Lagi-lagi, berusahalah sebisamu untuk menghindari pengalaman pahitku. Bawalah dalam doa. Dulu, aku tidak melakukannya. Berdoa, bertanyalah pada Tuhan, apakah Tuhan setuju kamu menjalin relasi cinta dengan gebetanmu? Apakah dia adalah pasangan yang Tuhan siapkan bagimu atau hanya godaan untuk menguji kesetiaan kita pada Tuhan? Doakan setiap hari agar Tuhan semakin menunjukkan siapa gebetanmu yang sebenarnya, dan pada akhirnya, kamu dapat memutuskan dengan benar. Relasi yang benar, dengan siapa pun itu, harus berpusat pada Tuhan.
Jika ada alarm dari Tuhan, dengarkan dan taatlah. Alarm dari Tuhan untukku saat itu adalah respon orang tuanya yang tidak menyukai latar belakang suku asalku, yang harusnya aku bawa dalam doa dan discernment, bukan terus berjalan dengan kekuatan sendiri. Responmu terhadap alarm dari Tuhan akan menentukan perjalanan relasimu dengan calon pasanganmu kelak. Ketika Tuhan menciptakan kita, Ia juga memberikan gambar dan rupa-Nya bagi kita. Dengan demikian, sudah pasti pula bahwa Ia hanya akan memberikan yang terbaik bagi kita.
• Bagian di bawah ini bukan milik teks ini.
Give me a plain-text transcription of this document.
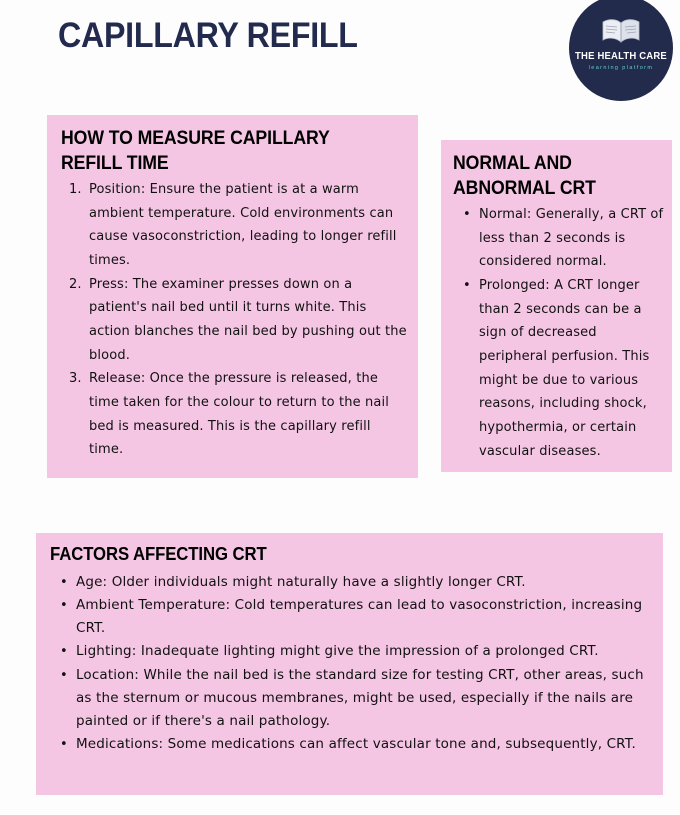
CAPILLARY REFILL
THE HEALTH CARE
learning platform
HOW TO MEASURE CAPILLARY REFILL TIME
Position: Ensure the patient is at a warm ambient temperature. Cold environments can cause vasoconstriction, leading to longer refill times.
Press: The examiner presses down on a patient's nail bed until it turns white. This action blanches the nail bed by pushing out the blood.
Release: Once the pressure is released, the time taken for the colour to return to the nail bed is measured. This is the capillary refill time.
NORMAL AND ABNORMAL CRT
• Normal: Generally, a CRT of less than 2 seconds is considered normal.
• Prolonged: A CRT longer than 2 seconds can be a sign of decreased peripheral perfusion. This might be due to various reasons, including shock, hypothermia, or certain vascular diseases.
FACTORS AFFECTING CRT
• Age: Older individuals might naturally have a slightly longer CRT.
• Ambient Temperature: Cold temperatures can lead to vasoconstriction, increasing CRT.
• Lighting: Inadequate lighting might give the impression of a prolonged CRT.
• Location: While the nail bed is the standard size for testing CRT, other areas, such as the sternum or mucous membranes, might be used, especially if the nails are painted or if there's a nail pathology.
• Medications: Some medications can affect vascular tone and, subsequently, CRT.
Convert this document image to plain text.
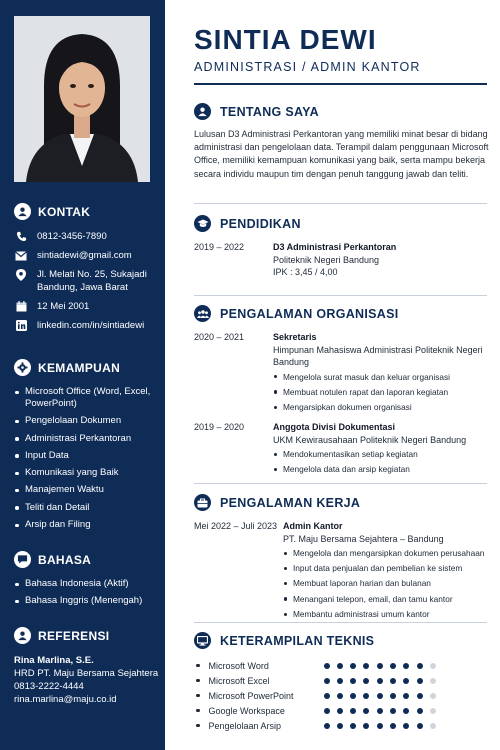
KONTAK
0812-3456-7890
sintiadewi@gmail.com
Jl. Melati No. 25, Sukajadi Bandung, Jawa Barat
12 Mei 2001
linkedin.com/in/sintiadewi
KEMAMPUAN
Microsoft Office (Word, Excel, PowerPoint)
Pengelolaan Dokumen
Administrasi Perkantoran
Input Data
Komunikasi yang Baik
Manajemen Waktu
Teliti dan Detail
Arsip dan Filing
BAHASA
Bahasa Indonesia (Aktif)
Bahasa Inggris (Menengah)
REFERENSI
Rina Marlina, S.E.
HRD PT. Maju Bersama Sejahtera
0813-2222-4444
rina.marlina@maju.co.id
SINTIA DEWI
ADMINISTRASI / ADMIN KANTOR
TENTANG SAYA

Lulusan D3 Administrasi Perkantoran yang memiliki minat besar di bidang administrasi dan pengelolaan data. Terampil dalam penggunaan Microsoft Office, memiliki kemampuan komunikasi yang baik, serta mampu bekerja secara individu maupun tim dengan penuh tanggung jawab dan teliti.

PENDIDIKAN
2019 – 2022	D3 Administrasi Perkantoran
Politeknik Negeri Bandung
IPK : 3,45 / 4,00
PENGALAMAN ORGANISASI
2020 – 2021	Sekretaris
Himpunan Mahasiswa Administrasi Politeknik Negeri Bandung
Mengelola surat masuk dan keluar organisasi
Membuat notulen rapat dan laporan kegiatan
Mengarsipkan dokumen organisasi
2019 – 2020	Anggota Divisi Dokumentasi
UKM Kewirausahaan Politeknik Negeri Bandung
Mendokumentasikan setiap kegiatan
Mengelola data dan arsip kegiatan
PENGALAMAN KERJA
Mei 2022 – Juli 2023 Admin Kantor
PT. Maju Bersama Sejahtera – Bandung
Mengelola dan mengarsipkan dokumen perusahaan
Input data penjualan dan pembelian ke sistem
Membuat laporan harian dan bulanan
Menangani telepon, email, dan tamu kantor
Membantu administrasi umum kantor
KETERAMPILAN TEKNIS
Microsoft Word
Microsoft Excel
Microsoft PowerPoint
Google Workspace
Pengelolaan Arsip
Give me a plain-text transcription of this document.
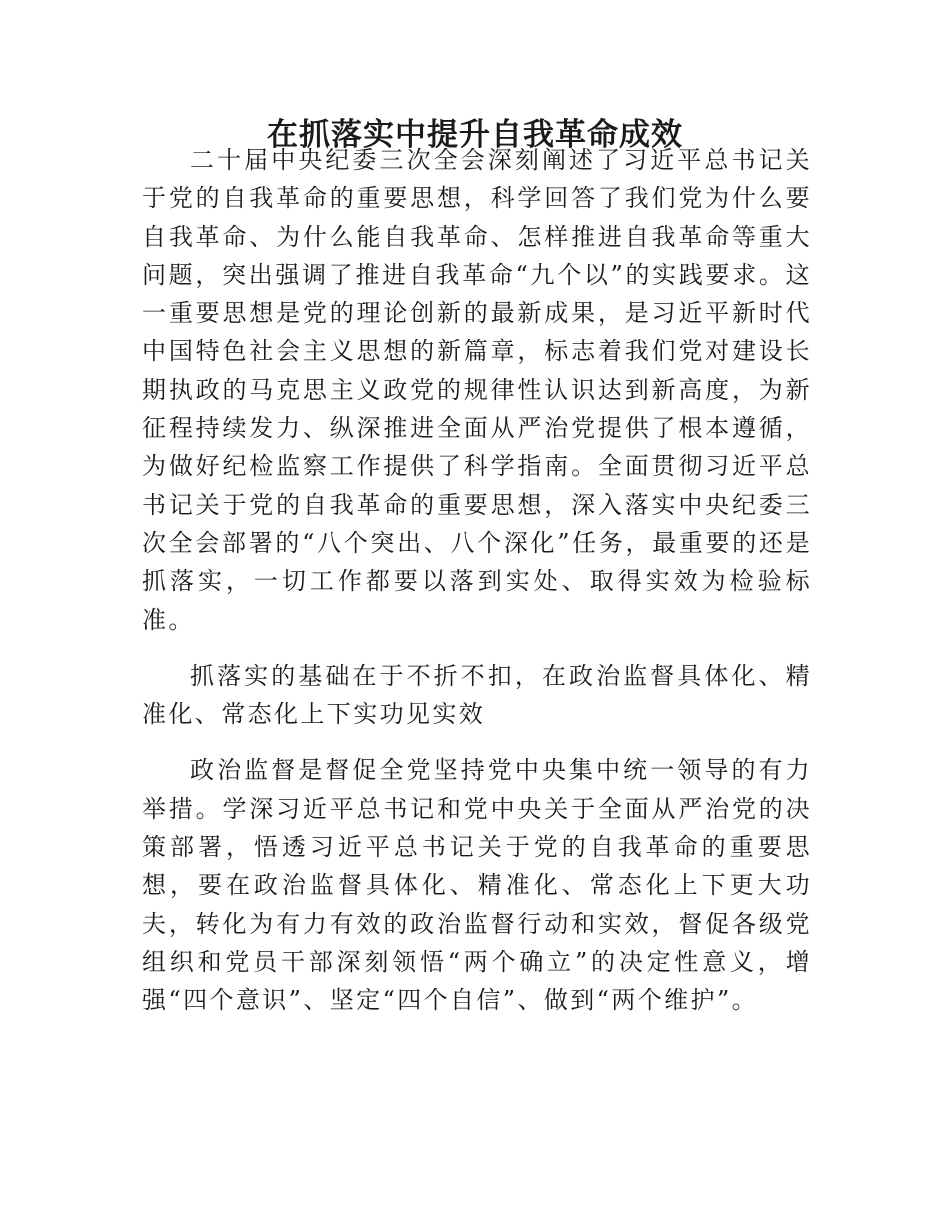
在抓落实中提升自我革命成效

二十届中央纪委三次全会深刻阐述了习近平总书记关于党的自我革命的重要思想，科学回答了我们党为什么要自我革命、为什么能自我革命、怎样推进自我革命等重大问题，突出强调了推进自我革命“九个以”的实践要求。这一重要思想是党的理论创新的最新成果，是习近平新时代中国特色社会主义思想的新篇章，标志着我们党对建设长期执政的马克思主义政党的规律性认识达到新高度，为新征程持续发力、纵深推进全面从严治党提供了根本遵循，为做好纪检监察工作提供了科学指南。全面贯彻习近平总书记关于党的自我革命的重要思想，深入落实中央纪委三次全会部署的“八个突出、八个深化”任务，最重要的还是抓落实，一切工作都要以落到实处、取得实效为检验标准。

抓落实的基础在于不折不扣，在政治监督具体化、精准化、常态化上下实功见实效

政治监督是督促全党坚持党中央集中统一领导的有力举措。学深习近平总书记和党中央关于全面从严治党的决策部署，悟透习近平总书记关于党的自我革命的重要思想，要在政治监督具体化、精准化、常态化上下更大功夫，转化为有力有效的政治监督行动和实效，督促各级党组织和党员干部深刻领悟“两个确立”的决定性意义，增强“四个意识”、坚定“四个自信”、做到“两个维护”。
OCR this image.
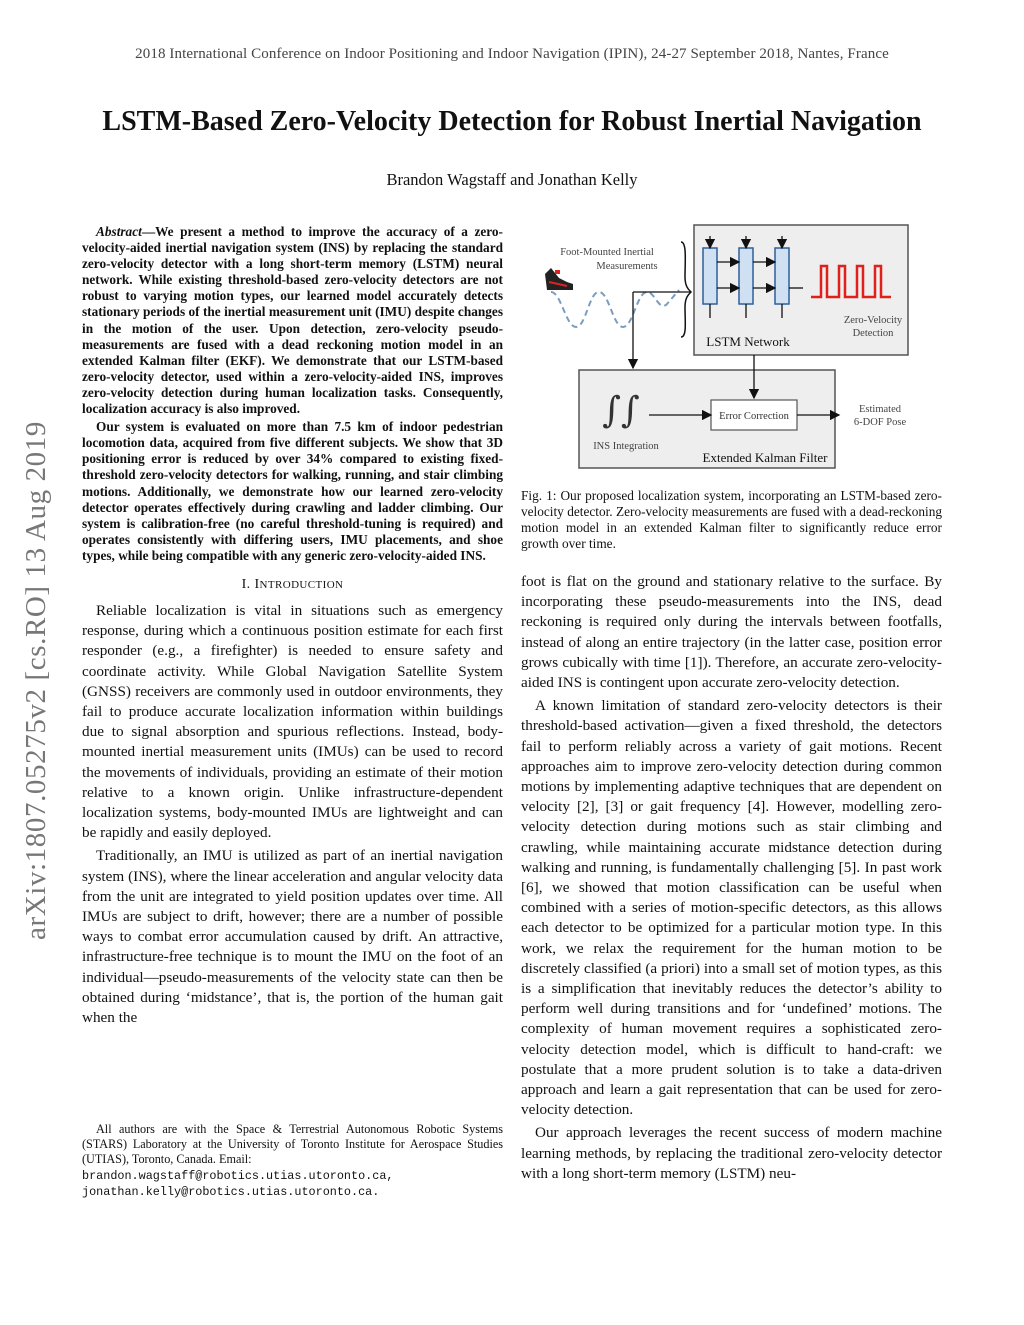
2018 International Conference on Indoor Positioning and Indoor Navigation (IPIN), 24-27 September 2018, Nantes, France
LSTM-Based Zero-Velocity Detection for Robust Inertial Navigation
Brandon Wagstaff and Jonathan Kelly
arXiv:1807.05275v2 [cs.RO] 13 Aug 2019

Abstract—We present a method to improve the accuracy of a zero-velocity-aided inertial navigation system (INS) by replacing the standard zero-velocity detector with a long short-term memory (LSTM) neural network. While existing threshold-based zero-velocity detectors are not robust to varying motion types, our learned model accurately detects stationary periods of the inertial measurement unit (IMU) despite changes in the motion of the user. Upon detection, zero-velocity pseudo-measurements are fused with a dead reckoning motion model in an extended Kalman filter (EKF). We demonstrate that our LSTM-based zero-velocity detector, used within a zero-velocity-aided INS, improves zero-velocity detection during human localization tasks. Consequently, localization accuracy is also improved.

Our system is evaluated on more than 7.5 km of indoor pedestrian locomotion data, acquired from five different subjects. We show that 3D positioning error is reduced by over 34% compared to existing fixed-threshold zero-velocity detectors for walking, running, and stair climbing motions. Additionally, we demonstrate how our learned zero-velocity detector operates effectively during crawling and ladder climbing. Our system is calibration-free (no careful threshold-tuning is required) and operates consistently with differing users, IMU placements, and shoe types, while being compatible with any generic zero-velocity-aided INS.

I. INTRODUCTION

Reliable localization is vital in situations such as emergency response, during which a continuous position estimate for each first responder (e.g., a firefighter) is needed to ensure safety and coordinate activity. While Global Navigation Satellite System (GNSS) receivers are commonly used in outdoor environments, they fail to produce accurate localization information within buildings due to signal absorption and spurious reflections. Instead, body-mounted inertial measurement units (IMUs) can be used to record the movements of individuals, providing an estimate of their motion relative to a known origin. Unlike infrastructure-dependent localization systems, body-mounted IMUs are lightweight and can be rapidly and easily deployed.

Traditionally, an IMU is utilized as part of an inertial navigation system (INS), where the linear acceleration and angular velocity data from the unit are integrated to yield position updates over time. All IMUs are subject to drift, however; there are a number of possible ways to combat error accumulation caused by drift. An attractive, infrastructure-free technique is to mount the IMU on the foot of an individual—pseudo-measurements of the velocity state can then be obtained during ‘midstance’, that is, the portion of the human gait when the

All authors are with the Space & Terrestrial Autonomous Robotic Systems (STARS) Laboratory at the University of Toronto Institute for Aerospace Studies (UTIAS), Toronto, Canada. Email:
brandon.wagstaff@robotics.utias.utoronto.ca,
jonathan.kelly@robotics.utias.utoronto.ca.
Foot-Mounted Inertial
Measurements
LSTM Network
Zero-Velocity
Detection
∫∫
INS Integration
Error Correction
Extended Kalman Filter
Estimated
6-DOF Pose
Fig. 1: Our proposed localization system, incorporating an LSTM-based zero-velocity detector. Zero-velocity measurements are fused with a dead-reckoning motion model in an extended Kalman filter to significantly reduce error growth over time.

foot is flat on the ground and stationary relative to the surface. By incorporating these pseudo-measurements into the INS, dead reckoning is required only during the intervals between footfalls, instead of along an entire trajectory (in the latter case, position error grows cubically with time [1]). Therefore, an accurate zero-velocity-aided INS is contingent upon accurate zero-velocity detection.

A known limitation of standard zero-velocity detectors is their threshold-based activation—given a fixed threshold, the detectors fail to perform reliably across a variety of gait motions. Recent approaches aim to improve zero-velocity detection during common motions by implementing adaptive techniques that are dependent on velocity [2], [3] or gait frequency [4]. However, modelling zero-velocity detection during motions such as stair climbing and crawling, while maintaining accurate midstance detection during walking and running, is fundamentally challenging [5]. In past work [6], we showed that motion classification can be useful when combined with a series of motion-specific detectors, as this allows each detector to be optimized for a particular motion type. In this work, we relax the requirement for the human motion to be discretely classified (a priori) into a small set of motion types, as this is a simplification that inevitably reduces the detector’s ability to perform well during transitions and for ‘undefined’ motions. The complexity of human movement requires a sophisticated zero-velocity detection model, which is difficult to hand-craft: we postulate that a more prudent solution is to take a data-driven approach and learn a gait representation that can be used for zero-velocity detection.

Our approach leverages the recent success of modern machine learning methods, by replacing the traditional zero-velocity detector with a long short-term memory (LSTM) neu-
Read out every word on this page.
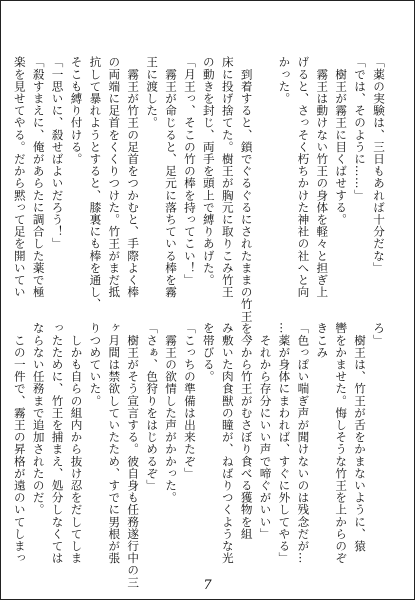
「薬の実験は、三日もあれば十分だな」
「では、そのように……」
　樹王が霧王に目くばせする。
　霧王は動けない竹王の身体を軽々と担ぎ上
げると、さっそく朽ちかけた神社の社へと向
かった。

　到着すると、鎖でぐるぐるにされたままの竹王を、
床に投げ捨てた。樹王が胸元に取りこみ竹王
の動きを封じ、両手を頭上で縛りあげた。
「月王っ、そこの竹の棒を持ってこい！」
　霧王が命じると、足元に落ちている棒を霧
王に渡した。
　霧王が竹王の足首をつかむと、手際よく棒
の両端に足首をくくりつけた。竹王がまだ抵
抗して暴れようとすると、膝裏にも棒を通し、
そこも縛り付ける。
「一思いに、殺せばよいだろう！」
「殺すまえに、俺があらたに調合した薬で極
楽を見せてやる。だから黙って足を開いてい
ろ」
　樹王は、竹王が舌をかまないように、猿
轡をかませた。悔しそうな竹王を上からのぞ
きこみ
「色っぽい喘ぎ声が聞けないのは残念だが…
…薬が身体にまわれば、すぐに外してやる」
　それから存分にいい声で啼ぐがいい」
　今から竹王がむさぼり食べる獲物を組
み敷いた肉食獣の瞳が、ねばりつくような光
を帯びる。
「こっちの準備は出来たぞ」
　霧王の欲情した声がかかった。
「さぁ、色狩りをはじめるぞ」
　樹王がそう宣言する。彼自身も任務遂行中の三
ヶ月間は禁欲していたため、すでに男根が張
りつめていた。
　しかも自らの組内から抜け忍をだしてしま
ったために、竹王を捕まえ、処分しなくては
ならない任務まで追加されたのだ。
　この一件で、霧王の昇格が遠のいてしまっ
7
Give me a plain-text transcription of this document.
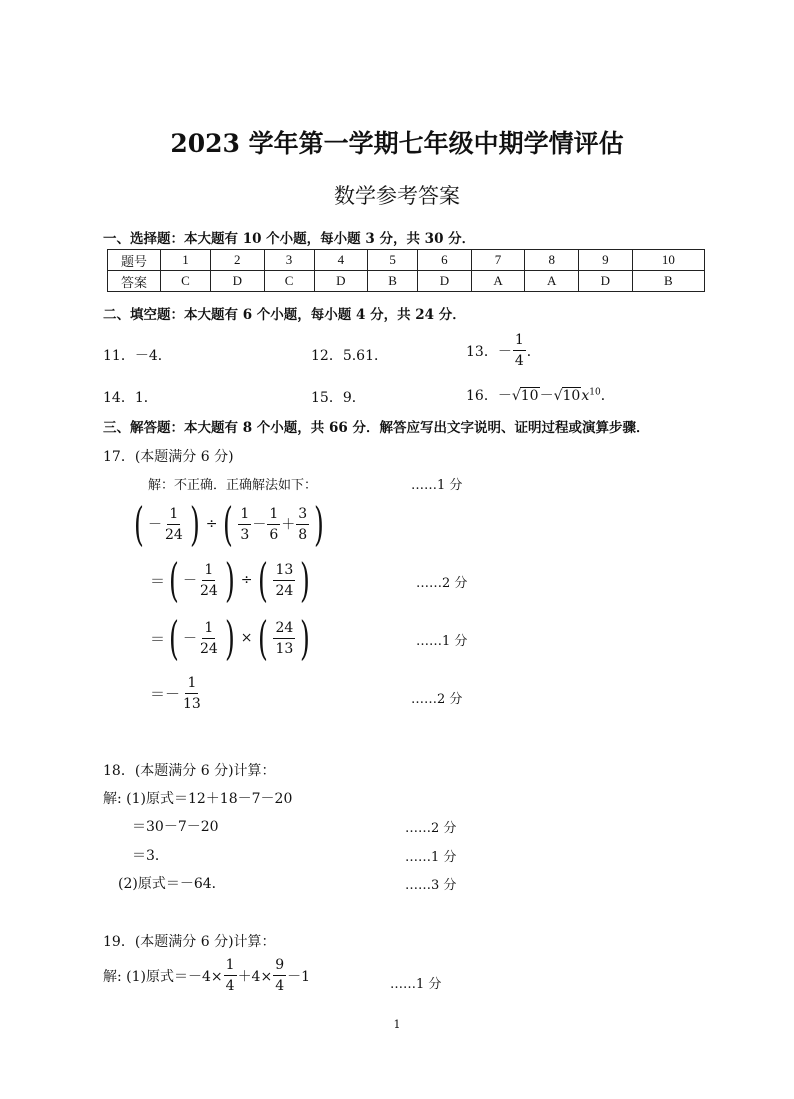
2023 学年第一学期七年级中期学情评估
数学参考答案
一、选择题：本大题有 10 个小题，每小题 3 分，共 30 分．
题号	1	2	3	4	5	6	7	8	9	10
答案	C	D	C	D	B	D	A	A	D	B
二、填空题：本大题有 6 个小题，每小题 4 分，共 24 分．
11．－4．	12．5.61．	13．－ $\frac{1}{4}$ ．
14．1．	15．9．	16．$-√10-√10x^{10}$．
三、解答题：本大题有 8 个小题，共 66 分．解答应写出文字说明、证明过程或演算步骤．
17．(本题满分 6 分)
解：不正确．正确解法如下：	……1 分
( － $\frac{1}{24}$ ) ÷ ( $\frac{1}{3} - \frac{1}{6} + \frac{3}{8}$ )
＝ ( － $\frac{1}{24}$ ) ÷ ( $\frac{13}{24}$ )	……2 分
＝ ( － $\frac{1}{24}$ ) × ( $\frac{24}{13}$ )	……1 分
＝－ $\frac{1}{13}$	……2 分
18．(本题满分 6 分)计算：
解: (1)原式＝12＋18－7－20
＝30－7－20	……2 分
＝3．	……1 分
(2)原式＝－64．	……3 分
19．(本题满分 6 分)计算：
解: (1)原式$=-4\times \frac{1}{4} +4\times \frac{9}{4} -1$	……1 分
1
Jangan takut kalau alarm Tuhan berbunyi bahwa gebetanmu tidak baik untukmu. Jangan genggam apa yang tidak seharusnya kamu genggam. Jangan tarik apa yang seharusnya dilepas. Jangan takut melepaskan apa yang bukan dari Tuhan. Tuhan pasti akan memberikan apa yang memang untukmu. Tuhan tidak akan salah, pasanganmu tidak akan tertukar. Memilih mundur dan tidak melanjutkan hubungan ke jenjang pacaran bukanlah sebuah dosa. Kalau sudah tahu dari awal, lebih baik diakhiri secara baik-baik.
Satu hal yang juga penting adalah jangan menginvestasikan perasaanmu terlalu dalam pada masa-masa sebelum pacaran ataupun saat pacaran. Gunakan hati dan akal budimu secara seimbang. Aku sangat berharap kamu bisa lebih bijak daripada aku yang lama. Tempatkan Tuhan pada tingkat pertama dalam hubunganmu dengannya, agar kamu, dia, dan keluargamu nantinya menjadi satu dalam kasih Tuhan.